Radioisotopes need to be chemically combined with elements to make sure they combine with the correct tissues and reach the correct parts of the body when injected. These radioisotopes connected with elements are designed to target the correct parts of the body and are called medical tracers or more complexly radiopharmaceuticals. They can be used in conjunction with a gamma camera to find irregularities in the function of the body.

How the Camera Works

The gamma camera detects gamma photons emitted from the medical tracer in the patient and produces an image showing the concentrations of the medical tracer, it does this by:
1.Turning the gamma photons into an image starts when the gamma photons enter the collimator, which acts as a filter. Only photons going in the same direction as the collimator are allowed to pass through, if the photons come at an angle they are absorbed as the collimator is made out of lead.

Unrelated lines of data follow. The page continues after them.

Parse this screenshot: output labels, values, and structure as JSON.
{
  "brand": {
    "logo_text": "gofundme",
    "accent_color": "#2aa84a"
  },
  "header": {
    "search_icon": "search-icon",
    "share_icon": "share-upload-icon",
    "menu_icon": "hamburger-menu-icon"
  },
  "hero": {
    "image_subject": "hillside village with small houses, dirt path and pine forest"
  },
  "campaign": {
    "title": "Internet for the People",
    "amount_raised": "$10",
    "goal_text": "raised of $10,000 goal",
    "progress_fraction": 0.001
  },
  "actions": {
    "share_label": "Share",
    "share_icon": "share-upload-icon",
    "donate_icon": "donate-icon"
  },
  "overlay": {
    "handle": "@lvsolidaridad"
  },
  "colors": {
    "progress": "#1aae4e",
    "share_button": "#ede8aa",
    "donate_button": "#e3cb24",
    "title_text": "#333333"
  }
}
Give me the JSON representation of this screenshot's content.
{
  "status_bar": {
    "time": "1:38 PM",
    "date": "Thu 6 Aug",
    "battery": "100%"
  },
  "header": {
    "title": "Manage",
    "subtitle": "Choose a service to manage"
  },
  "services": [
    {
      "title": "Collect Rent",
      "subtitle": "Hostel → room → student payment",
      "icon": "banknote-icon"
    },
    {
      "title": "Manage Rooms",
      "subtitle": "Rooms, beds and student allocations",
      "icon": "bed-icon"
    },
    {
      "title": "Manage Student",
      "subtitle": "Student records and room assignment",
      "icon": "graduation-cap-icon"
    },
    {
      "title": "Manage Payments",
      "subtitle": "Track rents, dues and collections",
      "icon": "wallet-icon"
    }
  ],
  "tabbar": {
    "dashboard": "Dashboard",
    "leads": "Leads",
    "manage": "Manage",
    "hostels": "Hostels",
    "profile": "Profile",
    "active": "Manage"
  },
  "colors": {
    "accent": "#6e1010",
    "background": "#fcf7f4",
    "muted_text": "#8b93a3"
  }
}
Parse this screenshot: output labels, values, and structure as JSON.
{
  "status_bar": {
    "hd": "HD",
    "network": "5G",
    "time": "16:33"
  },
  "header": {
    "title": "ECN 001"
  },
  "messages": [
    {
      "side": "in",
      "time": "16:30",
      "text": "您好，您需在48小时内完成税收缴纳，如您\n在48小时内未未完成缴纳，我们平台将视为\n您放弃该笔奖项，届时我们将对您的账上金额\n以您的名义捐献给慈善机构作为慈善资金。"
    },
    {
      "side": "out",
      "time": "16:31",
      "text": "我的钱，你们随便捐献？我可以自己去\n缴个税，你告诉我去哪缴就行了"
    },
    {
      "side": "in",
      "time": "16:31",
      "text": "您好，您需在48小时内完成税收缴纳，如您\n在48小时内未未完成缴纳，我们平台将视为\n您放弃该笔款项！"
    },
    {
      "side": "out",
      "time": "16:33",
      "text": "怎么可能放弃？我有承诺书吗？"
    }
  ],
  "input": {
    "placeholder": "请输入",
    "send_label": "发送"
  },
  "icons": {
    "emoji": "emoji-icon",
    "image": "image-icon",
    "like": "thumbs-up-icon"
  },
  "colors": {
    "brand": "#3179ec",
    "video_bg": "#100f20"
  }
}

2.After the collimator the photons reach the scintillator and on contact have a one in ten chance of interacting with it, if they do interact thousands of photons of visible light are produced.
3.The photons of light then travel through the light guide to the photomultiplier tubes, which are arranged in a hexagonal pattern, and convert the photons into electrical pulses.
4.The pulses are sent to a computer to be processed and turned into an image.